Hortonworks has also made some technology bets that are proving awkward to integrate. While initial SQL workloads on Hadoop were very long-running Hive jobs, the distro vendors went in different directions to deliver interactive SQL queries. Hortonworks built their interactive SQL on a version of Hive on Tez, accelerated the underlying Java nodes with LLAP, managed resources with YARN, structured the data into ORC columnar format, and stored the data in HDFS. This assemblage of technologies requires hundreds of configuration settings to run properly. The other distro vendors have versions of Hive, mainly for batch jobs, but each built an MPP SQL DBMS from the ground up for interactive queries. Not only are they easier to configure and administer, but they are optimized first for interactive performance, not long-running query throughput.

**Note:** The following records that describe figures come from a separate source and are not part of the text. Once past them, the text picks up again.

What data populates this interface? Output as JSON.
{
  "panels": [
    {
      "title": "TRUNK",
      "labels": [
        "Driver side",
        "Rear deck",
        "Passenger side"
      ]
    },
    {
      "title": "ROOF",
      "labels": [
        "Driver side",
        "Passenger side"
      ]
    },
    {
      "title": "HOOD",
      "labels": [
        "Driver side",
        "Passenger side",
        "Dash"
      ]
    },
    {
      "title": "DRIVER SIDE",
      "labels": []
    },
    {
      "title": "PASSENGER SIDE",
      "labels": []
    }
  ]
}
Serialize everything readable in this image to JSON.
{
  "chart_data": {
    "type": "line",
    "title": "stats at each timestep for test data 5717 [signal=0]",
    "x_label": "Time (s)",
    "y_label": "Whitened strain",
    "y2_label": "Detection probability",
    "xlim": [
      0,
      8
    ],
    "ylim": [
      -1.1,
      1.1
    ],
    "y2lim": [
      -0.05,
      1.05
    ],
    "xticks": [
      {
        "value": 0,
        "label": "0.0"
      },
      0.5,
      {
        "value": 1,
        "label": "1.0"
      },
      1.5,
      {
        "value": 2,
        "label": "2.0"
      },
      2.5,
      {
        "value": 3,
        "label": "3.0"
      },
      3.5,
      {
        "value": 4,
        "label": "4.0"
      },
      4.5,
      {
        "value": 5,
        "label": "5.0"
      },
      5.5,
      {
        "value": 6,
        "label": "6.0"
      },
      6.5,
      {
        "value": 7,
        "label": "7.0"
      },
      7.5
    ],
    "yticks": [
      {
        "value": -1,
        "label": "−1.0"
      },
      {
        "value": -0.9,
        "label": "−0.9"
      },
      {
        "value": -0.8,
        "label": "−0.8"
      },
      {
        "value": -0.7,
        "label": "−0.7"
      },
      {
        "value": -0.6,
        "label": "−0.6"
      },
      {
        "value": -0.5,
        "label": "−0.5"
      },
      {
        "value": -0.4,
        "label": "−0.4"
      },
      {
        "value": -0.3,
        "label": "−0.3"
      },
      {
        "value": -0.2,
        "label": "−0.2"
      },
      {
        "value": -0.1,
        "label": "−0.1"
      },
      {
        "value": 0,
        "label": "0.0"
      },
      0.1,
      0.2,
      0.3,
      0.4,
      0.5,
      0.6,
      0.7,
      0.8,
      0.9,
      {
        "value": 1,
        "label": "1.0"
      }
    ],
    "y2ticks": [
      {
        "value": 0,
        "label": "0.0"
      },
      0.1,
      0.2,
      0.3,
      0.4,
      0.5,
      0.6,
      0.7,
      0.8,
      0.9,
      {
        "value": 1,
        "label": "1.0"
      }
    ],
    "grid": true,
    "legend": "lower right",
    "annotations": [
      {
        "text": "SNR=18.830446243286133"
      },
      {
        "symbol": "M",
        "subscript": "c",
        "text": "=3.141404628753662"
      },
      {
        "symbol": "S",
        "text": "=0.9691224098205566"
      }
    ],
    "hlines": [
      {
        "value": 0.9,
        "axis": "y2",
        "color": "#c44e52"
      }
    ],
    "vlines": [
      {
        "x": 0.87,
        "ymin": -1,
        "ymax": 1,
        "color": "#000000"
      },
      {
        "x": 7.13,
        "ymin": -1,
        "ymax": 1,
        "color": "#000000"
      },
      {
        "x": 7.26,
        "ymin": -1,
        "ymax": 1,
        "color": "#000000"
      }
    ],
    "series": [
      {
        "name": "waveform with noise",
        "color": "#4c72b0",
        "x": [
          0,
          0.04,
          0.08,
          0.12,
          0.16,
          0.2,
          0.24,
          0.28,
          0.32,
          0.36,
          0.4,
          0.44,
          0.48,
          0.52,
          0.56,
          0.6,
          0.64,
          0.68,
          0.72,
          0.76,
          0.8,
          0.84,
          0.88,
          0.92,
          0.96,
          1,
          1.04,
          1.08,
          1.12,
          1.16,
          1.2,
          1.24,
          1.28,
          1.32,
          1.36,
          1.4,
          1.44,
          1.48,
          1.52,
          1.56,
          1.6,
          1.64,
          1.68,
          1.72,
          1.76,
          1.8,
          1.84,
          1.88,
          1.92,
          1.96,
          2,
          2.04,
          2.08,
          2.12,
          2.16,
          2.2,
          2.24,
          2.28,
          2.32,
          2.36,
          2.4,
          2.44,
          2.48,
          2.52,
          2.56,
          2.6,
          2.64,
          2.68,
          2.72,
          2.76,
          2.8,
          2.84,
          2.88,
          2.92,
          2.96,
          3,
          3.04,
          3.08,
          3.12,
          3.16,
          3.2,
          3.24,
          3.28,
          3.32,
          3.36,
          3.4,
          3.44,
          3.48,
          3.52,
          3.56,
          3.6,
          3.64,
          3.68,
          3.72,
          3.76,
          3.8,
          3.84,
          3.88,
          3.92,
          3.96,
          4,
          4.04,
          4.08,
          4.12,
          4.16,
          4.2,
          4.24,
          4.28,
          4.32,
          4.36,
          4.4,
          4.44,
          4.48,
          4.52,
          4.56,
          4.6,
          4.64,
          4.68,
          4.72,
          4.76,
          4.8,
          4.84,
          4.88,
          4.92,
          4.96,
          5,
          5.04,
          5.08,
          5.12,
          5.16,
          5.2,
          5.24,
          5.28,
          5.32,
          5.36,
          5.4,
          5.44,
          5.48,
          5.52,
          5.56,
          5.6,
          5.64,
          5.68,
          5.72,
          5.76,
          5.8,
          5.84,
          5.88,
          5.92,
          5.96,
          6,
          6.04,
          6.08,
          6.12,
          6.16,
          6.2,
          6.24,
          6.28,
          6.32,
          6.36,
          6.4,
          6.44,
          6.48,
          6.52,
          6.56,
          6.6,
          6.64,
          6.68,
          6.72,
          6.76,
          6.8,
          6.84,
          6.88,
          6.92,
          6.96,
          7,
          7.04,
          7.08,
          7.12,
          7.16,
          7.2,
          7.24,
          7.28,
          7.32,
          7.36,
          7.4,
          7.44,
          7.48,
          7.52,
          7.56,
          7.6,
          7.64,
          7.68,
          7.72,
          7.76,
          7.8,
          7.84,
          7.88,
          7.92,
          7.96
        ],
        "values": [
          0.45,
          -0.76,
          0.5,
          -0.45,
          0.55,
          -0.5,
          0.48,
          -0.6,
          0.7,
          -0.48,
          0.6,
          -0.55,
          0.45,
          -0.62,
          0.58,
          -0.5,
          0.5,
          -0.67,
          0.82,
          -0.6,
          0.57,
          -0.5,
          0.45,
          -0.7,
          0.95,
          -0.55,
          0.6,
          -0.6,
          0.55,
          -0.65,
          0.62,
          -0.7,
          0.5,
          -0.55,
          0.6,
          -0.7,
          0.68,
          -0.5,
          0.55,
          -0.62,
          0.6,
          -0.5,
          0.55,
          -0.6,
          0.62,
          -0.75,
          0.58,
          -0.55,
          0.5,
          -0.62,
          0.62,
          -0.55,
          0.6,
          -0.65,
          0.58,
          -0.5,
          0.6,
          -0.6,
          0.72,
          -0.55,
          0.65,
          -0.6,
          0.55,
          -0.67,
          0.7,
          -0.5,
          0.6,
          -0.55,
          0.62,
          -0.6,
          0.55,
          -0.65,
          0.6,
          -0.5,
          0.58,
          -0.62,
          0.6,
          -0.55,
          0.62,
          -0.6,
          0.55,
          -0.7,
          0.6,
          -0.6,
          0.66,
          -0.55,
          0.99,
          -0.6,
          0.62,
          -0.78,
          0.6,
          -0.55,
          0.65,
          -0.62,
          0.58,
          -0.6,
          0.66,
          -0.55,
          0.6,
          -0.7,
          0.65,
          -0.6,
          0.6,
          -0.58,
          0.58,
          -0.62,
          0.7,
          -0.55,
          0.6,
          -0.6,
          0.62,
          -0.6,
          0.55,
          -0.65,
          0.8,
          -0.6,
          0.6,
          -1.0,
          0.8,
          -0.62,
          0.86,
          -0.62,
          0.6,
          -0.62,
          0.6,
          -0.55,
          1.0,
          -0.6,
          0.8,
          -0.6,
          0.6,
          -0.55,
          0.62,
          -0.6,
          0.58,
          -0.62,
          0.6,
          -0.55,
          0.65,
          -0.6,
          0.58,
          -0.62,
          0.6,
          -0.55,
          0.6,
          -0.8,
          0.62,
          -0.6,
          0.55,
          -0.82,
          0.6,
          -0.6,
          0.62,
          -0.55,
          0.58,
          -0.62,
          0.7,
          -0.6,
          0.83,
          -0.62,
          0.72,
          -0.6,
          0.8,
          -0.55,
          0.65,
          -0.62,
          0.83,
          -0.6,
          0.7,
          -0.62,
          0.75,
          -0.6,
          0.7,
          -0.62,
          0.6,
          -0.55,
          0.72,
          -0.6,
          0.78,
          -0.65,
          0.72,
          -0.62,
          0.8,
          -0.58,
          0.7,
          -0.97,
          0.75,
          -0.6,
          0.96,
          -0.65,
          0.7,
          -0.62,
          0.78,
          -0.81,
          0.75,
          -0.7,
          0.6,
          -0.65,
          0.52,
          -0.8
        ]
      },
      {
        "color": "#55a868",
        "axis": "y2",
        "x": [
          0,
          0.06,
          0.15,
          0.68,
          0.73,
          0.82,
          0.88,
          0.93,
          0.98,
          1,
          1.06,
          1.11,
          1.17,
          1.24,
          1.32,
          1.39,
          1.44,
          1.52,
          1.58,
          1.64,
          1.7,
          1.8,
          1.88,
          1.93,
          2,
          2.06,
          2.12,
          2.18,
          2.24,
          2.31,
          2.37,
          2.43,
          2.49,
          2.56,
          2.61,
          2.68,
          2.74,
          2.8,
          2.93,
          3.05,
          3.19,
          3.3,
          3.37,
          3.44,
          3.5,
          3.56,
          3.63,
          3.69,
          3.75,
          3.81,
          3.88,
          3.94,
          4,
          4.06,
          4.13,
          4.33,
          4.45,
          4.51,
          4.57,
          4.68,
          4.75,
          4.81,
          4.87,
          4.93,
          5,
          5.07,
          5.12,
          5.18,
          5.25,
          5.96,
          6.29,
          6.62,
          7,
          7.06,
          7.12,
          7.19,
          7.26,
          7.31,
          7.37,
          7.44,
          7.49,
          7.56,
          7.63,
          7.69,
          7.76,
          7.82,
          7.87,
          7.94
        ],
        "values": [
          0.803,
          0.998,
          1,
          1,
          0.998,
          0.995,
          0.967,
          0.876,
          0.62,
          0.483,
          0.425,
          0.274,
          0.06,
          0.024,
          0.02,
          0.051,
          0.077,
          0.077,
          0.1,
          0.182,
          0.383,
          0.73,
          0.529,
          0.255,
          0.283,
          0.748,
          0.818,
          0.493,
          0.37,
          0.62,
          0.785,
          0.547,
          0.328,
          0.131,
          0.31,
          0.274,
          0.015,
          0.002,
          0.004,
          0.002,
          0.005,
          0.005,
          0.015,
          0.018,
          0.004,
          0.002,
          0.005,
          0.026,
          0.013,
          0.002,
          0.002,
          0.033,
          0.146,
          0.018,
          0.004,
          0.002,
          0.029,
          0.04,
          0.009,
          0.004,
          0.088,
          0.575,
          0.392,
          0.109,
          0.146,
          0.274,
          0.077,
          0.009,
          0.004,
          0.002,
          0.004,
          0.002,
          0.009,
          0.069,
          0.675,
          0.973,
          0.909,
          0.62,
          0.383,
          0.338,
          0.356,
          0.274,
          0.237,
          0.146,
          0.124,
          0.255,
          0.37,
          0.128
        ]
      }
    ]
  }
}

Solution-specific product bundles from Hortonworks can include partner products that overlap with each other. Hortonworks appears to select partner products to bundle into solutions tactically rather than strategically. In other words, rather than choose one partner product for common functions across different bundles, it can bundle several similar partner products in different bundles. Hortonworks’ data warehouse optimization solution includes AtScale for OLAP functionality and IBM’s MPP SQL BigSQL. AtScale and BigSQL have significant overlap. The Splunk-like log analysis product uses Elastic Search and Hive as back-ends for time-series log data. But the IoT solution uses Druid to manage time series data.
Action Item
Customers need to prioritize use case practicality over open source purity. What’s taking shape among the Hadoop distro vendors is a set of far more focused solutions from each vendor. The vendors are starting to strike out on proprietary paths that combine OSS and proprietary products or extensions. This is the new normal in what was called the Hadoop ecosystem. For customers who are not concerned with the constraints of on-prem software, Qubole, HDInsight, and AWS EMR are strong candidates. What’s more, once you step out of the “open” Hadoop ecosystem, the cloud vendors offer an order of magnitude more choices.